As with so many other parts of the Bible, we tend to miss a lot of what’s there in Leviticus by not taking the time to explore it and greet it freshly with the question, “What might we learn today from studying this text, from bringing our current problems and struggles into dialog with even this text?” And if, in the course of greeting Leviticus with those questions, we are willing to let our sacred texts be imperfect—let them be a record of our ancestors’ understandings of God, not of God’s literal words beamed down to us never to be challenged—then the potential for what we can learn that’s directly relevant to our moment in human history expands dramatically.The final message here resonates powerfully with some current work I'm doing on the concept of divine revelation. My philosophical question--rather different from Harris's scriptural one but, I think, leading to complementary insights--is this: What implications does one's view about God have for one's understanding of divine revelation? More precisely, does a particular understanding of God--say, the understanding of God as being essentially loving--require or preclude any specific views about how a God would self-disclose or what content should make us suspect/doubt revelatory origin?
My argument (which should come as no surprise to readers of this blog) is that if we take seriously the view that God is love, we should not expect to encounter God most clearly in the pages of a text, but rather in the context of loving relationships--that is, in the context of loving and being loved (including but not limited to our experience of loving and being loved by the divine, our passional reaching for the infinite and our occasional sense of "being in the presence of a love, like that which one can read in the smile on a beloved face," to quote Simone Weil's account of her first mystical experience).

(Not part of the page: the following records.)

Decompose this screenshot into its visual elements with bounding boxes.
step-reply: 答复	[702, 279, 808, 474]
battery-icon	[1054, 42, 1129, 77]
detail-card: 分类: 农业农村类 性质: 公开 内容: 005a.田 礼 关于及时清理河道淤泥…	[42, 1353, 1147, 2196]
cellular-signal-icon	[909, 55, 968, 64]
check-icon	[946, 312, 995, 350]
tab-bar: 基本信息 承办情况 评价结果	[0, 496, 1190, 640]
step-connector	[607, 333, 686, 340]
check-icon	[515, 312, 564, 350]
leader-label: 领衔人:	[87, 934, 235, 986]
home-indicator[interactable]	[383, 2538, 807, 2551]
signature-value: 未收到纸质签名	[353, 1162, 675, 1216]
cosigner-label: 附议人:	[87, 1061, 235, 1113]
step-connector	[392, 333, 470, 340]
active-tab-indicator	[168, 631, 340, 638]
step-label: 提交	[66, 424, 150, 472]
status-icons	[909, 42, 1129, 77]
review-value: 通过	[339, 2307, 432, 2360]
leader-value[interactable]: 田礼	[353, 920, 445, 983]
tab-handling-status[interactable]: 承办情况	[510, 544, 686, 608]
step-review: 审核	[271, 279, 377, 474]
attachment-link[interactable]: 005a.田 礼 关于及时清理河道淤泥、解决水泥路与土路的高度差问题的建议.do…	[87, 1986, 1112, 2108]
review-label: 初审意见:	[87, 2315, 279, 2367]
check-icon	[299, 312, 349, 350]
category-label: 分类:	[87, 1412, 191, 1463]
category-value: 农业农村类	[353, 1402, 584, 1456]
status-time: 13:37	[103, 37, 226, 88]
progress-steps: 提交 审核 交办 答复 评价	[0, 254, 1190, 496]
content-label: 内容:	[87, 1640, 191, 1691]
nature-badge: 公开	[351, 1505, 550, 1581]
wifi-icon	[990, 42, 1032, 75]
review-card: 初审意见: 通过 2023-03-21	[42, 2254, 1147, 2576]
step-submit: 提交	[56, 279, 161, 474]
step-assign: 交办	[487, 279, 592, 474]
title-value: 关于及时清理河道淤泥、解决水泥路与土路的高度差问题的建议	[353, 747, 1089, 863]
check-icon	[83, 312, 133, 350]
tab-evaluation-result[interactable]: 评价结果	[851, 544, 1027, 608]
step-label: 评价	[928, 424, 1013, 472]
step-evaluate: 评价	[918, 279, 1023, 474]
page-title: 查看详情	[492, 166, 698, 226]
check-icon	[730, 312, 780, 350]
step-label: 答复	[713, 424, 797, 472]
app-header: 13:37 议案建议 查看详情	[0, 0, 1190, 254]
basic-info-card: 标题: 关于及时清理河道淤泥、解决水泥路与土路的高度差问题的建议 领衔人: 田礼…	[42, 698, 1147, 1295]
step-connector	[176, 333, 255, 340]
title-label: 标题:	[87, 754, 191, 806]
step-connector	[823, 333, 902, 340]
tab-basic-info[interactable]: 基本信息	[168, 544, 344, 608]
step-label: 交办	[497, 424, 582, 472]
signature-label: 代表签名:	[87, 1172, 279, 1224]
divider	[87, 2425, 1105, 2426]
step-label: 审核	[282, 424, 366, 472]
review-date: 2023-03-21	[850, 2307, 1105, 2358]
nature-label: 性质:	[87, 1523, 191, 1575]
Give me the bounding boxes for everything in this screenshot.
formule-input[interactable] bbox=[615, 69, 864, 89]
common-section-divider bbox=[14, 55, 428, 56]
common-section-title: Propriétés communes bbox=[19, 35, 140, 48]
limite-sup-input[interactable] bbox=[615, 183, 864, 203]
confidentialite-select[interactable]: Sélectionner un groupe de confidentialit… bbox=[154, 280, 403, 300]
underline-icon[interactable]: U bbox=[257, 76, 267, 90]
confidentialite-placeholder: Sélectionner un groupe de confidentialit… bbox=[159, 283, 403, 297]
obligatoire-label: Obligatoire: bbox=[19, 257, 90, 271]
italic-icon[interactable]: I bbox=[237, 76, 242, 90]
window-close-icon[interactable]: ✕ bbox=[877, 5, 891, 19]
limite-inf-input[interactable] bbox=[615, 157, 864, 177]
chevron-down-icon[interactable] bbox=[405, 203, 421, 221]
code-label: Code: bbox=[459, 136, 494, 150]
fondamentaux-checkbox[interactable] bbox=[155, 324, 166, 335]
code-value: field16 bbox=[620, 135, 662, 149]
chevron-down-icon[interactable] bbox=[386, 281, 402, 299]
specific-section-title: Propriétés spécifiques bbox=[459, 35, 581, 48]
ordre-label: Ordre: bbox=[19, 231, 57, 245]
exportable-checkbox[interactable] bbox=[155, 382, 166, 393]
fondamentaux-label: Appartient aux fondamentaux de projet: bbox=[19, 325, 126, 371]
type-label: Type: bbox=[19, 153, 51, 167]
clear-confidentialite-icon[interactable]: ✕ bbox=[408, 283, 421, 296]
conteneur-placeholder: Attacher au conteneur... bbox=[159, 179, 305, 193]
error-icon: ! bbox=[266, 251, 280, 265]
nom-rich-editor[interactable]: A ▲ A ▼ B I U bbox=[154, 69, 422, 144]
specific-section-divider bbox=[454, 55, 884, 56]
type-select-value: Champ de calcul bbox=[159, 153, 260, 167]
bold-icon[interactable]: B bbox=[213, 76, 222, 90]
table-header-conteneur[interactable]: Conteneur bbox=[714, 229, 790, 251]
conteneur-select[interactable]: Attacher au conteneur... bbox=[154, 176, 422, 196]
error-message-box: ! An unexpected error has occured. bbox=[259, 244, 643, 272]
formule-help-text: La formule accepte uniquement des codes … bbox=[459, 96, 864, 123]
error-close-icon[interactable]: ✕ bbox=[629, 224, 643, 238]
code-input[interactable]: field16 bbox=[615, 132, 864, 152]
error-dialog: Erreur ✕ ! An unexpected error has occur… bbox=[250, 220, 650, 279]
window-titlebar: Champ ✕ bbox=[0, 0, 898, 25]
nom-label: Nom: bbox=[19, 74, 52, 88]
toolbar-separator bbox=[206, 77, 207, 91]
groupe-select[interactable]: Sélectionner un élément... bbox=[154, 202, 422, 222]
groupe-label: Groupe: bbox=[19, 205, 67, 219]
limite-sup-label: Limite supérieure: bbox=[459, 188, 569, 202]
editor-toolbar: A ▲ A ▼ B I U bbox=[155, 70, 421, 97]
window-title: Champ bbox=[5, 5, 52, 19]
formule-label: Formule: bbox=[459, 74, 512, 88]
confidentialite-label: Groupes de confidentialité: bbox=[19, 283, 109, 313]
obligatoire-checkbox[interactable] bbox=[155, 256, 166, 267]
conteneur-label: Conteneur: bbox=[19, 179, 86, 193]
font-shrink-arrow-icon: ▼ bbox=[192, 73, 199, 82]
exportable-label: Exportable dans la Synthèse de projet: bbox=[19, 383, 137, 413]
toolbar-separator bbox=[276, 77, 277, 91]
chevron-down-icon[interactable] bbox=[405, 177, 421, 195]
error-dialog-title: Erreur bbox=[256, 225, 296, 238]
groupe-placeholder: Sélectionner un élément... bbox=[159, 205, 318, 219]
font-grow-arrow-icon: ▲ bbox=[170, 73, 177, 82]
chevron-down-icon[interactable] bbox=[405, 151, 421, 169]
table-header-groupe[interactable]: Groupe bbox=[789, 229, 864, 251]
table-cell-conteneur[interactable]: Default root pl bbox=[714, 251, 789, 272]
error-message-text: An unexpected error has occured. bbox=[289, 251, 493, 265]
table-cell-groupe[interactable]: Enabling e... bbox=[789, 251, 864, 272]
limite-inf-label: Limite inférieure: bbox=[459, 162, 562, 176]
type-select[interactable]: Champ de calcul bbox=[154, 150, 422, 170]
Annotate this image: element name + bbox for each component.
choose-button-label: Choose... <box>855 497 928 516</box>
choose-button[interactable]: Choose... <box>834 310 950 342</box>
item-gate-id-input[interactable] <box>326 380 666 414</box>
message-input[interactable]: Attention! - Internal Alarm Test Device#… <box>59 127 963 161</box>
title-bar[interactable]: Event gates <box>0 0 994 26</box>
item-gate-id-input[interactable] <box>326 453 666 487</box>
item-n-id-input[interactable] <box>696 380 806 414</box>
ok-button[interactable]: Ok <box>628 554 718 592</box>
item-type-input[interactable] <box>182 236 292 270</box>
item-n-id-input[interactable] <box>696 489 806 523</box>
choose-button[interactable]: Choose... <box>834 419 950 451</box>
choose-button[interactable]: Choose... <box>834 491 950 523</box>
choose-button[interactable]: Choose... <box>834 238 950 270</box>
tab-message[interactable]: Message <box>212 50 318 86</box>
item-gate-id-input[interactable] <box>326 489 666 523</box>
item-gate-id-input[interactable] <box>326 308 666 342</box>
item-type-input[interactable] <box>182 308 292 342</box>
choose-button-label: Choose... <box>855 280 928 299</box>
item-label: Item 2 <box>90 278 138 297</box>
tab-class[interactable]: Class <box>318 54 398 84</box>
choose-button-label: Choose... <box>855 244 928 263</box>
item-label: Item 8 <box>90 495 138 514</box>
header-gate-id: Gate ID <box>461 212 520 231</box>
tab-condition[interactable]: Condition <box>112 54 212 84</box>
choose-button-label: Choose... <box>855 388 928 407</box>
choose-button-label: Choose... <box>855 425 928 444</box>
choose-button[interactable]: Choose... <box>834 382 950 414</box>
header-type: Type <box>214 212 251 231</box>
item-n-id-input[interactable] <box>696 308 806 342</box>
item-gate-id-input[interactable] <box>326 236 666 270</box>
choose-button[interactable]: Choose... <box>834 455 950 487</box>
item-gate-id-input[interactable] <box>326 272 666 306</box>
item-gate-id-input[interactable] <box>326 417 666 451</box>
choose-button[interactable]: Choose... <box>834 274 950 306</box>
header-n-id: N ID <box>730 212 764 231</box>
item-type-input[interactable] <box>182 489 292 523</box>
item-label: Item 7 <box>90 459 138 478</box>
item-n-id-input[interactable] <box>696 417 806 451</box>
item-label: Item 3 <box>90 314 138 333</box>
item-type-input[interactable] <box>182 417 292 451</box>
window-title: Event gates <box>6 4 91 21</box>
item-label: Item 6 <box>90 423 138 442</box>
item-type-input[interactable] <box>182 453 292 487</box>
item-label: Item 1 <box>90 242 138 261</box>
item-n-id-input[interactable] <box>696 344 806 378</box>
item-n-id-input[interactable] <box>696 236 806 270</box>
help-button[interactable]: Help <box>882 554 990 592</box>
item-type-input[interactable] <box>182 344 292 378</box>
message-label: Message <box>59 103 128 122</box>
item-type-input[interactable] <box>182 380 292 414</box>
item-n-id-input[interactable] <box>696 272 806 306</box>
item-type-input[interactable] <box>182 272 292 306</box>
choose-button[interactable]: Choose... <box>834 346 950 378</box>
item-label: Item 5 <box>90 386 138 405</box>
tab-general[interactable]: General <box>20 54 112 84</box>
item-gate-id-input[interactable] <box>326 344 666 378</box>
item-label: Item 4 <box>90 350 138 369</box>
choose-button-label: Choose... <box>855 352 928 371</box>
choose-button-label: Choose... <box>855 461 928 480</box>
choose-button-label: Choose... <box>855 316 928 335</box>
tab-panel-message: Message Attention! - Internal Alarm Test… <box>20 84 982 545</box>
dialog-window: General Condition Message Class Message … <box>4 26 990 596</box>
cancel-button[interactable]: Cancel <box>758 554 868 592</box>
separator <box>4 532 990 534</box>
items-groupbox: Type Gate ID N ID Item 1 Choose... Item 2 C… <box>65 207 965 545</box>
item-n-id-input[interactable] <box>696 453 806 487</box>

But lessons drawn from our experiences of love need to be formulated, and it seems that if God is love then we should place our deepest trust in those lessons that emerge out of a community of loving discourse. In such a community, I think a holy text can serve as the proxy voice of those who have lived long ago. Their wisdom and insights can become part of the loving conversation--not an authoritarian conversation-stopper that we must silence in order to have a loving discourse at all (which is what fundamentalism would turn holy texts into), but a voice in the dialogue, as Harris suggest in the words above.